• 19 hours ago
THE HUSBAND'S SHOW IS AVAILABLE AT PREMIUM.FREEDOMAIN.COM "PLEASE HELP ME WITH MY RAGE":

https://premium.freedomain.com/659840fabac7190c0804511f/please-help-me-with-my-rage-freedomain-call-in


Dear Stefan,
I’ve been meaning to reach out to you for over a year now. My husband had his first call with you in December 2023, where he discussed the impact of domestic violence on our family. Since then, he’s sought help, and we’ve been without physical violence for over a year. While we still struggle with unhealthy verbal arguments, he is making genuine efforts to improve, and I’ve realized I need to do the same.
Part of me must know that my childhood was less than ideal, but I’ve come from a long line of conflict avoiders and if you just pretend it didn’t happen then it didn’t happen. So sometimes I wonder if I’m making out to be more than it is. My husband’s reactions to the memories I recall are odd to me, as these things seem so normal it’s hard to imagine that not all families have similar dynamics.

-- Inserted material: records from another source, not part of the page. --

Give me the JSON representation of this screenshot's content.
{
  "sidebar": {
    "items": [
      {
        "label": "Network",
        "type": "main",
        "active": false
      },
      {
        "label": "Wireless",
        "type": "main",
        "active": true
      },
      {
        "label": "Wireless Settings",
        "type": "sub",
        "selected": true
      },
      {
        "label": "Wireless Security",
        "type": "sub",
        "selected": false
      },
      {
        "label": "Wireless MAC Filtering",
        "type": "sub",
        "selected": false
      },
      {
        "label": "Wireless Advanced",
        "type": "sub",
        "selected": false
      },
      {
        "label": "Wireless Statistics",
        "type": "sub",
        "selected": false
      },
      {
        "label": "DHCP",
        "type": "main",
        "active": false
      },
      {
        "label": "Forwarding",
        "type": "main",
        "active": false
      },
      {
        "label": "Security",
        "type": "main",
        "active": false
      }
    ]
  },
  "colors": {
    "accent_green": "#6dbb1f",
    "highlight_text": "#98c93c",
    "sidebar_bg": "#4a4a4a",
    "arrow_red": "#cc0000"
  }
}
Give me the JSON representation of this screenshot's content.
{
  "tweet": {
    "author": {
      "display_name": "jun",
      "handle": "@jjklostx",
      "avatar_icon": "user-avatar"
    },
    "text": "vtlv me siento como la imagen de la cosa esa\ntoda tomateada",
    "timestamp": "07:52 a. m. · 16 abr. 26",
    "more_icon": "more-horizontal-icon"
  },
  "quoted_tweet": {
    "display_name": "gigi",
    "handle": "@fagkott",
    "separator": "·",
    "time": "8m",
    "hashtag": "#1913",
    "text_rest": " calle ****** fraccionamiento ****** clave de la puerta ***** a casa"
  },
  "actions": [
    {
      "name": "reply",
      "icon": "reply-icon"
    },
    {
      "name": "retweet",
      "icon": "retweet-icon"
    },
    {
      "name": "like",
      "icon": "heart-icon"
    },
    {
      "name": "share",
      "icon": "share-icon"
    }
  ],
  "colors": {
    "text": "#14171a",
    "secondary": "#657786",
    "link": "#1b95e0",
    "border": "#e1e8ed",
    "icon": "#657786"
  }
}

I think I’ve been hesitant to reach out because I know you will uncover truths I’ve been trying to ignore—about my family and about myself. But as I’ve spent this past year reflecting on my past, writing about my experiences, and attempting to set boundaries, I realize I’m in over my head and need more direction. My husband and I have two little girls and another one on the way; therefore, it is critical I put my fears aside and get my issues sorted.
The main issues I’m having are - (1) I struggle with forming consistent emotional bonds with my children—sometimes feeling deeply connected, but other times dissociated. (2) Feeling immense guilt for setting boundaries, (3) Battling severe anxiety and mild depression, as well as social awkwardness and a constant feeling that others are more ‘adult’ than I am, (4) I get easily overwhelmed and overstimulated, occasionally leading to outbursts (5) Shame from past behavior- recklessness and disrespecting myself
I used to blame most of my struggles on my father—a drug addict, criminal, and abuser. But after listening to a few of your call-ins and talking with my husband, I’ve started to see how much of an impact my mom had as well. I think I avoided facing this truth because I was afraid it would make me dislike her, but I realize now that it’s something I can’t ignore. I need to confront these issues head-on and do what is required to break the cycle and make sure my past doesn’t damage my children and my marriage.
Thank you for taking the time to read this, and I hope to hear from you soon.